The Recycling Council of Alberta (RCA) is hoping a new document will make it easier for landowners to consider on-farm composting.
“This is a really cool project,” says Christina Seidel, Executive Director, RCA. “There have been challenges with traditional composting approaches that really look at composting as waste management…and that’s fraught with problems, because when you’re dealing with something as a waste, then…you have to make sure you have a place for that material to go. Whereas, when we look at this project, it’s about how can we actually make a really valuable material, and how can we utilize it where it needs to be used, which in this case is on-farms.”
An Introductory Guide to On-Farm Composting is based on a case study of a central Alberta farm that accepts 35,000 tonnes of organic waste per year.
“Stickland Farms have been composting for a number of years now, both with recycling bio-solids from communities, as well as food waste and yard waste,” says John Paul, President, Transform Compost Systems, in On the Cusp. “This material is brought onto the farm. It’s received, piled up, and almost immediately blended with excess wood waste, whenever possible, and set into an aerated static pile.”
After that, says Paul, larger materials are taken out, and the remainder of the material is further cured.

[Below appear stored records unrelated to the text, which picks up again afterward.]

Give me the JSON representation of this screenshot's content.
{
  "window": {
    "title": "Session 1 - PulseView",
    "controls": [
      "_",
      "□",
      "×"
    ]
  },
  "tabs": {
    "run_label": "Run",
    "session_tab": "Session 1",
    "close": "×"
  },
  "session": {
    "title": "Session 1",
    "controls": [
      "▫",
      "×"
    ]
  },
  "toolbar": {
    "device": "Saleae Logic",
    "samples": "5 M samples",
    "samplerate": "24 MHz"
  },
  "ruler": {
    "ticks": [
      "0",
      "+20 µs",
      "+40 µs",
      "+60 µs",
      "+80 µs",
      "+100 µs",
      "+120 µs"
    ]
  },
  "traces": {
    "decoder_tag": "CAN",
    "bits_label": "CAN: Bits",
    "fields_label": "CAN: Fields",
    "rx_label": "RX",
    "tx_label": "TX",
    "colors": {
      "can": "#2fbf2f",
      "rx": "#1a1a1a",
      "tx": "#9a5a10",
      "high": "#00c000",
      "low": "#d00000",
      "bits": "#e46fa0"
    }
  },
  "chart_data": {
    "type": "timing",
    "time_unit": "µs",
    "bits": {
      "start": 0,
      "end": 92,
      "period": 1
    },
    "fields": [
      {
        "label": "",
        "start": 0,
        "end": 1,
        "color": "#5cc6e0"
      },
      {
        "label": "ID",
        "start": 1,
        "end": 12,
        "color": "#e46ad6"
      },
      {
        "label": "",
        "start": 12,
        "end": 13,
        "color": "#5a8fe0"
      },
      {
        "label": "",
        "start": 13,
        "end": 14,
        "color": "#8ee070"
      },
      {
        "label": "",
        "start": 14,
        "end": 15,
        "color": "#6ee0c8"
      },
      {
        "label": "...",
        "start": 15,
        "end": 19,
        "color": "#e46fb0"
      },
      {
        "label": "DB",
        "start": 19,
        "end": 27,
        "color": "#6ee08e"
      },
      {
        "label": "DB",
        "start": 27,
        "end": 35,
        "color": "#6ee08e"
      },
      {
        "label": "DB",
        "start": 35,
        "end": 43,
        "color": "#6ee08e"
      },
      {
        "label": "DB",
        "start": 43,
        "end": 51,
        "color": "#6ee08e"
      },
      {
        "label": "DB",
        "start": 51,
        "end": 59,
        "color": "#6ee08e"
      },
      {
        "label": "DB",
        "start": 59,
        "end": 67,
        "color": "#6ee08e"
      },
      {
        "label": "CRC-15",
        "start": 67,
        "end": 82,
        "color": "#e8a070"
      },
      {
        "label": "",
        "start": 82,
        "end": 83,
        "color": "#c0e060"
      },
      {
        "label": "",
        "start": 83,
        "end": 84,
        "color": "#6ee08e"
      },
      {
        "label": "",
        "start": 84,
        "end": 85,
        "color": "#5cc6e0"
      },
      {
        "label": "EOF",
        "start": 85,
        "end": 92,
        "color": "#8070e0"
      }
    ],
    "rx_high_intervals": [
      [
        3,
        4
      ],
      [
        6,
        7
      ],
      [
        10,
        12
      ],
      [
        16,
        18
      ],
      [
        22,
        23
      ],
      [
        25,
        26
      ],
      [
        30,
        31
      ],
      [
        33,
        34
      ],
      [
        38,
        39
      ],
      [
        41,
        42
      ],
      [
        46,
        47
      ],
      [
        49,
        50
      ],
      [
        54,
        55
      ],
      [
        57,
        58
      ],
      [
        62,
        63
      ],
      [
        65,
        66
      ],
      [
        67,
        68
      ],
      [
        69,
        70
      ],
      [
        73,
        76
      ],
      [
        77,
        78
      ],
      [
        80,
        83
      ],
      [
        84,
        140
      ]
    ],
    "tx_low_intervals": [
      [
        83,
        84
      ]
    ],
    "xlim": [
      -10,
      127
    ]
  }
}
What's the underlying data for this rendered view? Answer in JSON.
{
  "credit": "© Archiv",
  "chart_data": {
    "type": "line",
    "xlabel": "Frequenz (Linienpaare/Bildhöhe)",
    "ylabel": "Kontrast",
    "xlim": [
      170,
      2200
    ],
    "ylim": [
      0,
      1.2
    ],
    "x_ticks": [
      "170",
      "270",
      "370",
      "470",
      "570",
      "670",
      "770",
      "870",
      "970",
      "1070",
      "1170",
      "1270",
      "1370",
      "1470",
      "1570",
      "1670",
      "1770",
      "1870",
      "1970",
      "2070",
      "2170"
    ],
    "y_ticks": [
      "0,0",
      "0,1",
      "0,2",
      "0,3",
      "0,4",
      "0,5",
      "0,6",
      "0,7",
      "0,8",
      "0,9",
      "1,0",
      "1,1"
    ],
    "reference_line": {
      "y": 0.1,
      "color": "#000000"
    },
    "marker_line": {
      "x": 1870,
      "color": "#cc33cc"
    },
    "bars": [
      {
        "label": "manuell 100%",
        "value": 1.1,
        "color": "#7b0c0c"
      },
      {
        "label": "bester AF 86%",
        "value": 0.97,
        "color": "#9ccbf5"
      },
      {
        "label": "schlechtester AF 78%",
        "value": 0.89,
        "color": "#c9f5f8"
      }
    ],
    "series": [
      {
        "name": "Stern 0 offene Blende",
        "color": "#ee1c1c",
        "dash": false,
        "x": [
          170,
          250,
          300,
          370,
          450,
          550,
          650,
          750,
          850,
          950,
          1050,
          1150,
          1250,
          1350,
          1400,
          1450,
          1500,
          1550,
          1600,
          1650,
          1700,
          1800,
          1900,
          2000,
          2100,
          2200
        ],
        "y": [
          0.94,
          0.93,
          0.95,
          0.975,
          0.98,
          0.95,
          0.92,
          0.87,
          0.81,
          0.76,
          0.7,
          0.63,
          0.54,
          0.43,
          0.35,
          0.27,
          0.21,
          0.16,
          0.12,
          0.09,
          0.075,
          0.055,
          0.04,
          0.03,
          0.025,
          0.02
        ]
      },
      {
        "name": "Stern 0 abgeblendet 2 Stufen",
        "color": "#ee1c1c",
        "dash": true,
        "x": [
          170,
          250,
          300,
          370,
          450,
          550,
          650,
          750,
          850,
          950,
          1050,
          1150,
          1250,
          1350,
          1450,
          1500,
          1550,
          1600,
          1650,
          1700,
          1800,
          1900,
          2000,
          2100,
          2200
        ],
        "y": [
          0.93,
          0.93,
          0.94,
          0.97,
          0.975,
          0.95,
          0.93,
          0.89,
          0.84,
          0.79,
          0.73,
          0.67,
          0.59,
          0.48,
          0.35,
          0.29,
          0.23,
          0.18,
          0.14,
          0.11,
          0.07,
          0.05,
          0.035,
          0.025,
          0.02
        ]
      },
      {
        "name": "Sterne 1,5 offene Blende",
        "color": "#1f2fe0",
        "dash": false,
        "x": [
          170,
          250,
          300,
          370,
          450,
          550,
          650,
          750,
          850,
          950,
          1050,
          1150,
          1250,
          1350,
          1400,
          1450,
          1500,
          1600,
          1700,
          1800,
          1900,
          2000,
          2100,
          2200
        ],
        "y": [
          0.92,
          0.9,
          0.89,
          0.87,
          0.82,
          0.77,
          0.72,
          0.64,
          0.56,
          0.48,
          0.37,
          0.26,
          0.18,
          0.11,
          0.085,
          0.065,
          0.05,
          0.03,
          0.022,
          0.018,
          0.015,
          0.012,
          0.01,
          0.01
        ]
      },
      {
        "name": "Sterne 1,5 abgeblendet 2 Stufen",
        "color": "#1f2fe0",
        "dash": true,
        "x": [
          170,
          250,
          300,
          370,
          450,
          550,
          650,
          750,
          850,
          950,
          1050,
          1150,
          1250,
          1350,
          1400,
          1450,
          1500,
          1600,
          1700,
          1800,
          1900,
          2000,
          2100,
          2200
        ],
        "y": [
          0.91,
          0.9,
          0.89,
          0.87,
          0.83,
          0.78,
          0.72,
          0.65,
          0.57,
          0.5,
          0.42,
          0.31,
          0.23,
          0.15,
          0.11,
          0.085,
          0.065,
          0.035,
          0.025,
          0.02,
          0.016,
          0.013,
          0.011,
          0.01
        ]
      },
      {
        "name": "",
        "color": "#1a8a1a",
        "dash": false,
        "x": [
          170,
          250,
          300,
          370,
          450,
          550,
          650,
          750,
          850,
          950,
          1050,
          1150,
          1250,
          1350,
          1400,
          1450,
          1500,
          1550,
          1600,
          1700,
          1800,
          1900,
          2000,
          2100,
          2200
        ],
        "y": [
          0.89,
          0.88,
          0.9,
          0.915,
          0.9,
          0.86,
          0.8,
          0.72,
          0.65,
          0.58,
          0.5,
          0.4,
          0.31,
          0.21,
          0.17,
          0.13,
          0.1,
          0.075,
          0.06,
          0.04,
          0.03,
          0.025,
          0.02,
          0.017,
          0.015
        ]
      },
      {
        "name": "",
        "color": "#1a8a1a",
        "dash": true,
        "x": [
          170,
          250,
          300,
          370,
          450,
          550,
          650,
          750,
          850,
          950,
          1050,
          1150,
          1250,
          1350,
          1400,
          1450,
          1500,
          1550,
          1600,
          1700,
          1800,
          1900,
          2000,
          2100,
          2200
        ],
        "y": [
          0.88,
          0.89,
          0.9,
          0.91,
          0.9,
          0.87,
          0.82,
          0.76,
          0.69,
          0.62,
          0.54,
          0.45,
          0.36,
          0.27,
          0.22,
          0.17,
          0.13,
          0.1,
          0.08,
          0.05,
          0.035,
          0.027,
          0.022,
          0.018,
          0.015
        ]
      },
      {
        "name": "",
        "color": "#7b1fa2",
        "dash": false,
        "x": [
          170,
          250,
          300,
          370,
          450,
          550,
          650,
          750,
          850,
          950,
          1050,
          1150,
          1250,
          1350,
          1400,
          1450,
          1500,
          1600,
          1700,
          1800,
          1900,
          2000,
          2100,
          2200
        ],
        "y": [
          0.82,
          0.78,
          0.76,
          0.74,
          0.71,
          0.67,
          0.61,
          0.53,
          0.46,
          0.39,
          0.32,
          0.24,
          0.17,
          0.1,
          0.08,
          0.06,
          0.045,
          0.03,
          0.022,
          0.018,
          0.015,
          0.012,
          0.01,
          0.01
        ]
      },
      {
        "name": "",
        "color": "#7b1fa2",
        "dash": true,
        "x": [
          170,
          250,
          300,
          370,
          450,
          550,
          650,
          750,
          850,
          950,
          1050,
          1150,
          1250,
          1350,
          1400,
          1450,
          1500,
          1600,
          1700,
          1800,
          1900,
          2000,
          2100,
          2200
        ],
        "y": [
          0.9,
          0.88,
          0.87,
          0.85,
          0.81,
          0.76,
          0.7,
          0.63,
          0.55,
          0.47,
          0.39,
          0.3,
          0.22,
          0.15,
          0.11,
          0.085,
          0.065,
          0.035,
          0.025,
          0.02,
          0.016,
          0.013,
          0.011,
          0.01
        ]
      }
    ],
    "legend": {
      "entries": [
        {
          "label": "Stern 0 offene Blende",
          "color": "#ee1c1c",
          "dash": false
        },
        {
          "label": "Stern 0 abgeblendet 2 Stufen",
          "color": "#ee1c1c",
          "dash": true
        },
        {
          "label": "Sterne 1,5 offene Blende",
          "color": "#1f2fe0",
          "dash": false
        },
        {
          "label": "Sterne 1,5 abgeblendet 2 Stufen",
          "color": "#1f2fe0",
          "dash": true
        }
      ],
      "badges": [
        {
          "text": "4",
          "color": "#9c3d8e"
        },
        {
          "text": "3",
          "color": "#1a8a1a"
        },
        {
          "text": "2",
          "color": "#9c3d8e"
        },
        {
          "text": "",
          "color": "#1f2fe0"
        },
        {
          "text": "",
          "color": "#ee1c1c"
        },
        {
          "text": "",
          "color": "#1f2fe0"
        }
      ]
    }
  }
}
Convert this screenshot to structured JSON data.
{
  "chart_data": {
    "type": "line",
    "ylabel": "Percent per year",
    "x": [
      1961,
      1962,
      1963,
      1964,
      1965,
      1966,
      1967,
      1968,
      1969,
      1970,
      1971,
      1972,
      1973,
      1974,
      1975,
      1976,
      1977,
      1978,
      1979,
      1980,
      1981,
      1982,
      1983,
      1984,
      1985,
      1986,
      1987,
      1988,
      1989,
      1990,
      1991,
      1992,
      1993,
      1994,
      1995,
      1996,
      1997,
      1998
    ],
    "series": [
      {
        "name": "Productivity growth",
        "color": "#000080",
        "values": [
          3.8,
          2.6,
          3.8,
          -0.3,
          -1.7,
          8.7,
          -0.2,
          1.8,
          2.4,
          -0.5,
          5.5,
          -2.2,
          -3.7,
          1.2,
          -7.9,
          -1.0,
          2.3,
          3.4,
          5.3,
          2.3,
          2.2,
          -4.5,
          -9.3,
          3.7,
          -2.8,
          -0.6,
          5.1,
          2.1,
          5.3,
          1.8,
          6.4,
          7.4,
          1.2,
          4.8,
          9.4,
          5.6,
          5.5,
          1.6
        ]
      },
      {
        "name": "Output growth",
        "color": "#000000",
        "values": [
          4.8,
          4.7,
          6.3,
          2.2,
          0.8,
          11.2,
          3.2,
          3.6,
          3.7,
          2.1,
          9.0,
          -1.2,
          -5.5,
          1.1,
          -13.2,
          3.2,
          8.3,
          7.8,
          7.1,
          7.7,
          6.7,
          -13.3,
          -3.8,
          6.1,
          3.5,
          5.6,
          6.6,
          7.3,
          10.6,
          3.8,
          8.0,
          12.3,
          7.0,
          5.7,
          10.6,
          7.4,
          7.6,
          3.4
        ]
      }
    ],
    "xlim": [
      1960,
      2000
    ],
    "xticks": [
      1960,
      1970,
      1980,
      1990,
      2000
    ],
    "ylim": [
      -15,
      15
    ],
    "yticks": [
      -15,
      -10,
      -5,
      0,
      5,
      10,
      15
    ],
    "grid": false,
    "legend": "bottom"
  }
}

“The finished compost is then placed and used on the fields at Stickland Farms, and they’ve seen some really excellent crop yield results from using the compost.”
Paul says compost offers nutrients like nitrogen, phosphorous, potassium, calcium, and magnesium.
“In addition to that, the organic matter that’s recycled balances the pH of the soil, it increases the water holding capacity, it improves the soil’s disease resistance abilities simply by adding a health community of microbes to the soil. So there’s a whole host of benefits that are there to using the compost, over and above its simple nitrogen, phosphorous, potassium values.”
“Worldwide, we’ve lost almost half of our organic matter in our soils — we need to be recycling as much organic matter as we can,” says Paul.
Paul admits there are challenges to composting, like the potential for odour, non-compostable materials showing up in compost feedstock, and the need for a working surface that works year-round. He suggests visiting other facilities, and learning from operators.
“This does take a fair bit of planning, and there are some applicable regulations and legislation in Alberta, surrounding this. So please do get some good advice on how to set up the compost facility to prevent unexpected challenges down the road.”
Beyond the soil health benefits, composting offers the chance to develop what some industry enthusiasts call a ‘circular bio-economy’ — a system where resources that would otherwise be considered waste are recovered, reused, repaired, and sustainably managed as much as possible.
“It’s an opportunity for farmers to access a resource — a resource…that can partially replace synthetic fertilizers,” says Seidel. “That opportunity is one that we don’t want to ignore, because it’s one that can not just improve the soil, but potentially save money as well and increase yield.”
Seidel also says that a role like this offers the chance to be a bigger part of the community.
“So when farmers take on this kind of role, they really are playing a key function in the community — they can appreciate that and they can feel good about that.”
This summer, the RCA hosted two webinars on the subject of on-farm composting, and they’re both available to watch online. This one features a Q&A with people actively involved in on-farm composting projects. Speakers include: John Paul with Transform Compost; Andrea Stroeve-Sawa, Shipwheel Cattle Feeders; and farmer and composting operator, Colby Hansen. The panel is moderated by Jeannie Bertrand, President of the RCA Board of Directors.
An Introductory Guide to On-Farm Composting provides site layout graphics, technical details, resource suggestions, and some basic cost estimates for setting up a compost facility.
The document was developed with funding from the Canadian Agricultural Partnership (CAP).